I think what folks deem SI is a form of clinging and attachment with deep roots, but is not necessarily a true instinct. If one were raised in a warrior culture, they would have no such issues, so I think it's more a reflection of the conditioning of cultural beliefs and mores. Just as being anti-suicide depends on the the dominant social groups and the culture, because in this same world at the same time, suicide is deeply shamed in predominantly Catholic and some Muslim countries, while in Asian countries it is not, and sometimes is in such cultures it still considered an expression of one's honor in certain circumstances and is redeeming rather than damning. In fact, it can redeem the honor of families, while in the other countries I mentioned, it can shame the whole family.
@GoodPersonEffed - I totally agree and appreciate this insight. I hadn’t thought it through like that before.

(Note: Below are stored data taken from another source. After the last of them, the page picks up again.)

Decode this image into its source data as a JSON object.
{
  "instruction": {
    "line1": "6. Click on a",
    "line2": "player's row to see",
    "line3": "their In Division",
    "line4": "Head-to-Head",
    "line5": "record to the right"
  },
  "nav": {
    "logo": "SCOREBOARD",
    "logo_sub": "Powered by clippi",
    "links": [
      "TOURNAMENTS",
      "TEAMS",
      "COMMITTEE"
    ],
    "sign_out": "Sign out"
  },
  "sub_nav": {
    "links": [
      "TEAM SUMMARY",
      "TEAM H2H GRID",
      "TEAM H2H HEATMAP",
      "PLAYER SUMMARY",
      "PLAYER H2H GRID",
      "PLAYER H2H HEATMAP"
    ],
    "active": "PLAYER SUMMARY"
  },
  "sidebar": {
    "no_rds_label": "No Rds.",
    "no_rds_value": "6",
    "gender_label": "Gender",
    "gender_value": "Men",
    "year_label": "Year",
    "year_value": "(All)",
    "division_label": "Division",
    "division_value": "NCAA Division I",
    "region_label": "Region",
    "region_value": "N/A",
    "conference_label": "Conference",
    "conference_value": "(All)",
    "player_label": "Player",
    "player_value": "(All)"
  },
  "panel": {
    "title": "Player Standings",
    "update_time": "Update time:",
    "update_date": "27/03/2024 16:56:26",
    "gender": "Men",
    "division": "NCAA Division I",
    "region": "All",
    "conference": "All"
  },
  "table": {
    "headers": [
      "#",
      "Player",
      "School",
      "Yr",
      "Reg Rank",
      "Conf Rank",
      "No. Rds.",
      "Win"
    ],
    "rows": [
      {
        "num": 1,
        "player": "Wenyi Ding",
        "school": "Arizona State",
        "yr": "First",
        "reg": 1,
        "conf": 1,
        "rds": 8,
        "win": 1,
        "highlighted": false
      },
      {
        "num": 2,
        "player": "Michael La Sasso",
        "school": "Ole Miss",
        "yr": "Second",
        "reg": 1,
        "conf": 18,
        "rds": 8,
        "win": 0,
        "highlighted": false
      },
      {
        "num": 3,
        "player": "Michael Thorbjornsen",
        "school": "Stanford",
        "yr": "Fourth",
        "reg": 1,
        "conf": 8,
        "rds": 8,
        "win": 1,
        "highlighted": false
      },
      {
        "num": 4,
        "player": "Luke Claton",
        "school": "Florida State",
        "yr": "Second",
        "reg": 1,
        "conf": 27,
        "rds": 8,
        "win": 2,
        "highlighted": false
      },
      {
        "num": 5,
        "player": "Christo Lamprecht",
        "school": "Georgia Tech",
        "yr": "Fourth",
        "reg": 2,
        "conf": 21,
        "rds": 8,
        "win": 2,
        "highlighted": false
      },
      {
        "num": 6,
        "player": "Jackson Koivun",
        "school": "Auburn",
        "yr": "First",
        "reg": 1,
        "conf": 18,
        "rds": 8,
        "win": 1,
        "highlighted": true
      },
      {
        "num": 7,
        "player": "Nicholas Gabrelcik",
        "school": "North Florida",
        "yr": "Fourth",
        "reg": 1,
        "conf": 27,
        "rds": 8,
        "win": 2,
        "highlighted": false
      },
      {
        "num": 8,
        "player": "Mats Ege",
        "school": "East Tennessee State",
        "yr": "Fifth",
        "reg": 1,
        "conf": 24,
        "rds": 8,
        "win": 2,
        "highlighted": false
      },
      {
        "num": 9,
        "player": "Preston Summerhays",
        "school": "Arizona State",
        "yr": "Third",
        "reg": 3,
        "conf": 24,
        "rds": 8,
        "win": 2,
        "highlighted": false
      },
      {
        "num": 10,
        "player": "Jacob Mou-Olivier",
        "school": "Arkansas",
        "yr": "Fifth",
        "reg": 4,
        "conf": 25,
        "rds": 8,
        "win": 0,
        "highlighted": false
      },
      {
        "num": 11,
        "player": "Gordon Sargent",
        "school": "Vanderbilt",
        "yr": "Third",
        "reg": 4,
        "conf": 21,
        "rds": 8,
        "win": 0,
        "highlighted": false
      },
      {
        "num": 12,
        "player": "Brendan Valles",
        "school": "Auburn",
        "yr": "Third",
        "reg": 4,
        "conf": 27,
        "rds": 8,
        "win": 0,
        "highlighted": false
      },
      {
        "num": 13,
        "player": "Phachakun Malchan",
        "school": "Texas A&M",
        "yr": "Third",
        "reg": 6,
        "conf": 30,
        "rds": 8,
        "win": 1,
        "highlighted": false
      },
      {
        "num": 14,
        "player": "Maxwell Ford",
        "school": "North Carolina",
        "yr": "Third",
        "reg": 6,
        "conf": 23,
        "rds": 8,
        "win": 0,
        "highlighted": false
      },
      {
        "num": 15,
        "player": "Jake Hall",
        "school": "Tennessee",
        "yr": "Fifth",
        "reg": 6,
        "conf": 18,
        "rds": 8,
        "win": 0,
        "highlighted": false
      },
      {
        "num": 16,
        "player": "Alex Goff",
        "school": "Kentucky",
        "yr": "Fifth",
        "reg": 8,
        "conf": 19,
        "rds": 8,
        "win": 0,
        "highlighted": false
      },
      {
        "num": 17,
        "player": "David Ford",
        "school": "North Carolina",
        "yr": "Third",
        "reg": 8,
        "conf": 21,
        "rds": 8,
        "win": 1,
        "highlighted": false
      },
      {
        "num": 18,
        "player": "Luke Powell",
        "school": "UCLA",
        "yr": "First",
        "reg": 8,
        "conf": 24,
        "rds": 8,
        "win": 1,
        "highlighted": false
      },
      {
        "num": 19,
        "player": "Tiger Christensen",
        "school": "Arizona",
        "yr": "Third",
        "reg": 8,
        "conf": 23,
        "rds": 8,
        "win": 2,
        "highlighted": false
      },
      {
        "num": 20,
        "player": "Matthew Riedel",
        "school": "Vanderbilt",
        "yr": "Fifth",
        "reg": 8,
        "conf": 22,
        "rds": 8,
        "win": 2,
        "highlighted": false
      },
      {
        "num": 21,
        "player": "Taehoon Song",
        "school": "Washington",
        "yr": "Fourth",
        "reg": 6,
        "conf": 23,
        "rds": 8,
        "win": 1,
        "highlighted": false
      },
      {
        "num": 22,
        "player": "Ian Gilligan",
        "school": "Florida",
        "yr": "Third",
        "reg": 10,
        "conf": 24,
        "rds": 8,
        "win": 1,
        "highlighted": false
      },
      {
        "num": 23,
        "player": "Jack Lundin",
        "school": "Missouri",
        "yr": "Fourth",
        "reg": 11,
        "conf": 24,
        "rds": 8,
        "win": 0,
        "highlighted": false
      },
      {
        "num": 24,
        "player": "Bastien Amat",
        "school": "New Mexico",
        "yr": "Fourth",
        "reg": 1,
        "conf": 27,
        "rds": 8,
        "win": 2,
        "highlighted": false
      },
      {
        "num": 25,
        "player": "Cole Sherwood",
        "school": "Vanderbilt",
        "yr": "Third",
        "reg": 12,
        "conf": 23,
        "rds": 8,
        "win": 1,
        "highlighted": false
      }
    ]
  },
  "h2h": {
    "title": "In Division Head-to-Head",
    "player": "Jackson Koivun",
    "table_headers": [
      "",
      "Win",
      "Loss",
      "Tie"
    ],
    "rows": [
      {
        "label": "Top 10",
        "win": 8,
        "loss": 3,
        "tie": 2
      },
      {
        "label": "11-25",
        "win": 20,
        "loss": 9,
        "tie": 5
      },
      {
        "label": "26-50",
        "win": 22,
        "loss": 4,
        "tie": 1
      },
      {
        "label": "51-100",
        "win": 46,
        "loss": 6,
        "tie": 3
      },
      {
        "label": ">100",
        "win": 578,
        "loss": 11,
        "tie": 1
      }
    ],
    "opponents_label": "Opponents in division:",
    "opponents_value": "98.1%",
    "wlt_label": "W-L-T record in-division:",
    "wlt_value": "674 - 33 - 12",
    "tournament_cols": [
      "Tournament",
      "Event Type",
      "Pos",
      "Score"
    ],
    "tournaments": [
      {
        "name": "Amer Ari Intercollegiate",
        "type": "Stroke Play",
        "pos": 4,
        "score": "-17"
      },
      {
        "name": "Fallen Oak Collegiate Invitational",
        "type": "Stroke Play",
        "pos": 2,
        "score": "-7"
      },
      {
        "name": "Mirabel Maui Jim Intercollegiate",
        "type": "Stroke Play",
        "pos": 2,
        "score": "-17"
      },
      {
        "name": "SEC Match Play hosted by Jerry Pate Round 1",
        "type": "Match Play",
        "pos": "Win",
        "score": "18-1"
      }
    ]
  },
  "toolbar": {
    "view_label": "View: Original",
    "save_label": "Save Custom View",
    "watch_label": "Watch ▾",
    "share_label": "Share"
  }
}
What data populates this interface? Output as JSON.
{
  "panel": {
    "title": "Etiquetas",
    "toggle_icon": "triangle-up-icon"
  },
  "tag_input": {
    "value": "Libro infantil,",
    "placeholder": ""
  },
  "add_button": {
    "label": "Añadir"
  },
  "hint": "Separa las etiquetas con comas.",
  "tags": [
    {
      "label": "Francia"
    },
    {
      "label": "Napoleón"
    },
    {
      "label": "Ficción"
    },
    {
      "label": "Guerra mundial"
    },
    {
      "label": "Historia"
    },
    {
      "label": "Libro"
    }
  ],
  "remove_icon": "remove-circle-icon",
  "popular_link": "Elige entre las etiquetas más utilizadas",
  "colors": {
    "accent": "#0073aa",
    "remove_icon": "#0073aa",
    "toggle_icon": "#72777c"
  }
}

This thread is perfect timing for me and I appreciate it all so much. I’m scheduled for assisted dying next week, I’m in this surreal place of being in my world, wondering how the hell I am going to leave it - and mostly leave THEM, and can I overcome it? From a Stoic perspective - the answer is clear. It is not a sustainable life, even taking into much account my abandoned responsibilities. But goddamn. Life is sacred to me. Perhaps, as a Stoic may say, I overlove it.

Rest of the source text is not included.